Local body shop, Sprint Cup team owner Dusty Whitney works his way to the top with entry in Daytona 500
When Dusty Whitney first got into the racing game, he didn't automatically set his sights on the top.
He had always been ambitious, but cautious. He was willing to start from scratch, blending small levels of risk with business decisions. So when the 34-year-old Ypsilanti native sits atop the Whitney Motorsports pit box in the infield of the Daytona International Speedway today, the moment won't be lost on him.
In his second year as a Sprint Cup owner, the Ypsilanti High School drop out is a relatively small fish in a huge ocean of multi-million dollar racing operations. That sits just fine with Whitney.
"I've always been someone that sets my goals and works hard at stuff, never gives up at stuff and just stayed positive," Whitney said in a phone interview on Saturday.
"When I started racing 12 or 13 years ago, I didn't say, 'Hey, I want to be a Sprint Cup owner or driver.' I just took things year by year and whatever challenges me and whatever I could afford to do, that's kind of what I did."
Whitney began working in local body shops after dropping out of high school following his junior year. After taking classes at Washtenaw Community College and eventually becoming the owner of three body shops in Ann Arbor - two Whitney's Collision Centers and Dusty's Collision - Whitney set his sights on more.
He never lost sight of the importance of dealing with people fairly and honestly.
It's one of the lessons Rick Fischer, the owner of Fischer Honda in Ypsilanti, tried to convey on a kid who sometimes angered Fischer for charging too much to mow his lawn. But in Whitney, Fischer saw a kid who was willing to work.
That led Fisher to loan Whitney $25,000 to start his first small body shop in Depot Town.
"He doesn't have an ego that's blown out of shape, he makes good decisions and he treats he people well," Fischer said Saturday. "So I never worried about the kid. I tried to give him some advice about what to pay attention to, but he's come through all of this.
"Just think of where he could be in five or 10 years. I don't think it's unrealistic to think that he could be on the same trajectory as Roger Penske some day. It's all pretty incredible."

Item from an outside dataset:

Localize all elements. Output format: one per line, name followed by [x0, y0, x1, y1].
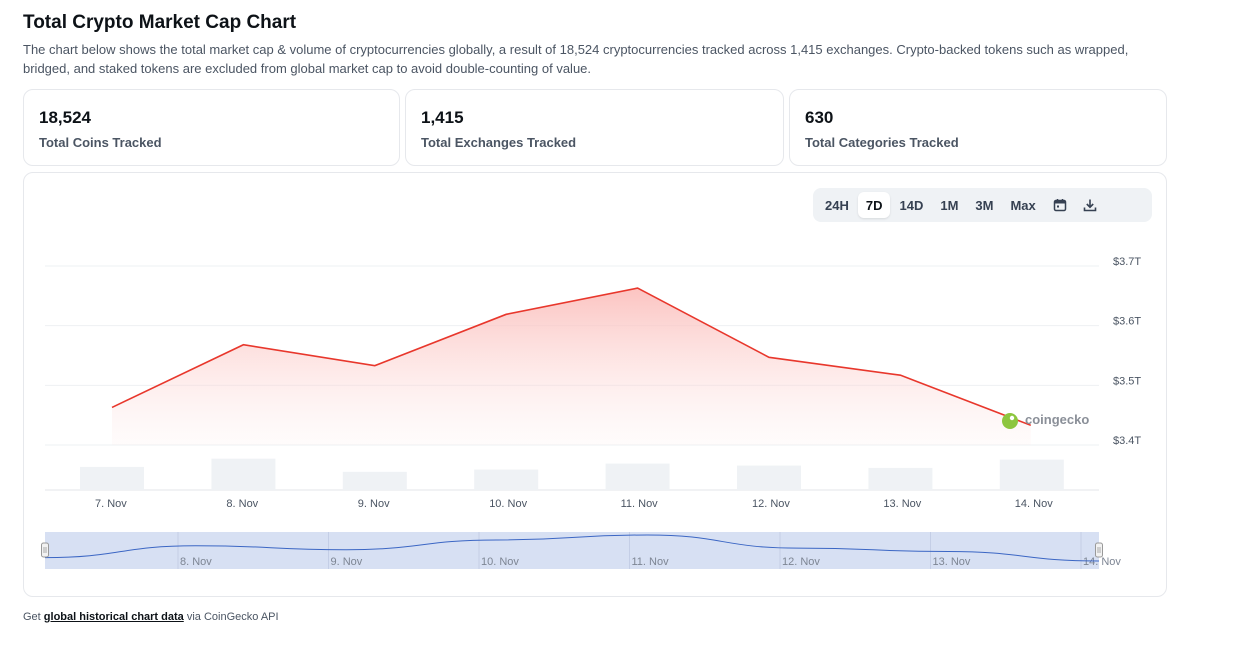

After cutting his teeth as an owner in the Nationwide Series, Whitney jumped up to NASCAR's top level last year. He started small, purchasing equipment from other owners, including Richard Childress Racing and Ray Evernham, learning with every step he took.

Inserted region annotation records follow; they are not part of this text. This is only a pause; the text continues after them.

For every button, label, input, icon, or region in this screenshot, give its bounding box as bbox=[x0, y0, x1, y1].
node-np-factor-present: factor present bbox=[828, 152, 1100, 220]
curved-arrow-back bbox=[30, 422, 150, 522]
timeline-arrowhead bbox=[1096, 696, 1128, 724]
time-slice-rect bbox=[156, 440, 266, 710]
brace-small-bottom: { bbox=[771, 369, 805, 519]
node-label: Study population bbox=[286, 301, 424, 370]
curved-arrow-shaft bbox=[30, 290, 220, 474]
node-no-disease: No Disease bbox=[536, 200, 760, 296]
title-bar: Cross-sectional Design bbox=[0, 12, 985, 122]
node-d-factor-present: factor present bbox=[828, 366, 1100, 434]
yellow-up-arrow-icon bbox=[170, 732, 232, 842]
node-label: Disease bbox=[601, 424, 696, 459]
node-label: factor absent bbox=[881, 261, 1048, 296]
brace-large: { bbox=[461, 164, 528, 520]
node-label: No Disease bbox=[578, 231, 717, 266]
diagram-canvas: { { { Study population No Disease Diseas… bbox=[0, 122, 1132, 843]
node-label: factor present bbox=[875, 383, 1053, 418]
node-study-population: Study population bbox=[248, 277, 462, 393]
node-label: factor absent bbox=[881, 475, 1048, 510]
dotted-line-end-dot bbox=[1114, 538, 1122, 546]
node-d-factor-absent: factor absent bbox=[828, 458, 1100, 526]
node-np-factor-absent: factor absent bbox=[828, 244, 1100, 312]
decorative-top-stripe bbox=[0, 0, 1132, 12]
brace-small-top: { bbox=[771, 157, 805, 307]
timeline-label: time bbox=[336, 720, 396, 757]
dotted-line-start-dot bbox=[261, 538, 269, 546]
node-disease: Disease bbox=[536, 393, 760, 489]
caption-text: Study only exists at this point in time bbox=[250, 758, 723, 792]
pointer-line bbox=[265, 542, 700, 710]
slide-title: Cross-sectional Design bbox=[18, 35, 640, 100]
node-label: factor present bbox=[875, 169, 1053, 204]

He went through his share of growing pains, qualifying on some weekends and leaving early before race day on others. He found a capable driver in J.J. Yeley, who will drive the same No. 46 Chevrolet the Whitney Motorsports team finished last season in.
As much as the goal was to begin the season by qualifying for Daytona, Whitney wasn't willing to go overboard in his efforts.

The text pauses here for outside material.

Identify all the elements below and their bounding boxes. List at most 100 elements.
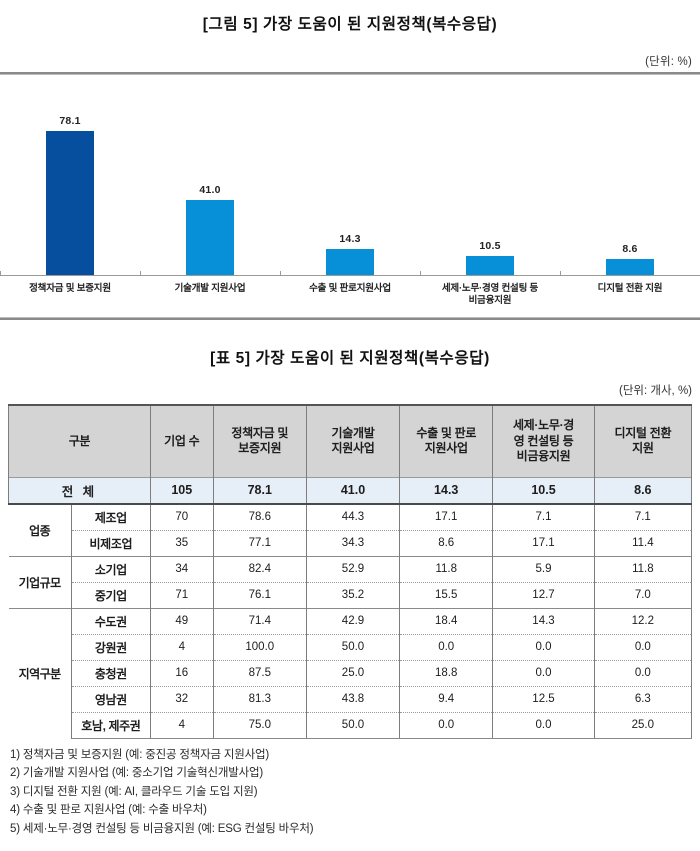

Whitney said he used a smaller motor program than many of his fellow owners, a move he knew would make it difficult for Yeley to qualify. But after finishing 17th in the first Gatorade duel race last weekend, Yeley grabbed one of the final transfer spots for today's Great American Race.
"That's just how I have always done all of my businesses - I start them out on less money, we work hard and we work smart and at the end of the day, it just works out," he said. "So I didn't want to spend most of my money for the year on just Daytona because it's just one race."
For Yeley, qualifying while working for an owner committed to doing things right, made the entry into today's race even sweeter. Yeley will begin 33rd in the 43-car field.
After the Whitney Motorsports entry crashed during one of the 150-mile Daytona qualifying races last year, Whitney believed crew chief Tony Furr made enough improvements to give Yeley a shot last weekend -Â even while running as an underdog.
"Taking a brand-new team with new equipment, less horsepower and going out here and running well, I hope is opening eyes," Yeley told reporters this week. "To start as late as we did, to make the Daytona 500 based on racing our way is a big accomplishment."
At the center of it all is Whitney, who always followed racing even before getting into the business himself. So today, he will show up for another day of work beginning his second year in the Sprint Cup series, thankful for what he has and where he has come from. Although this is only one race, he knows, Daytona is special.
"It will kind of take a moment to sink in for sure," Whitney said. "There's going to be a couple hundred thousand people there, so you've never been in a place where there's that many people at one time. So it's a pretty big deal, and I'm looking forward to it.
"Hopefully, we can have a good day in the race and hopefully have some luck on our side. I think we've got a good enough car to stay there and run strong all day."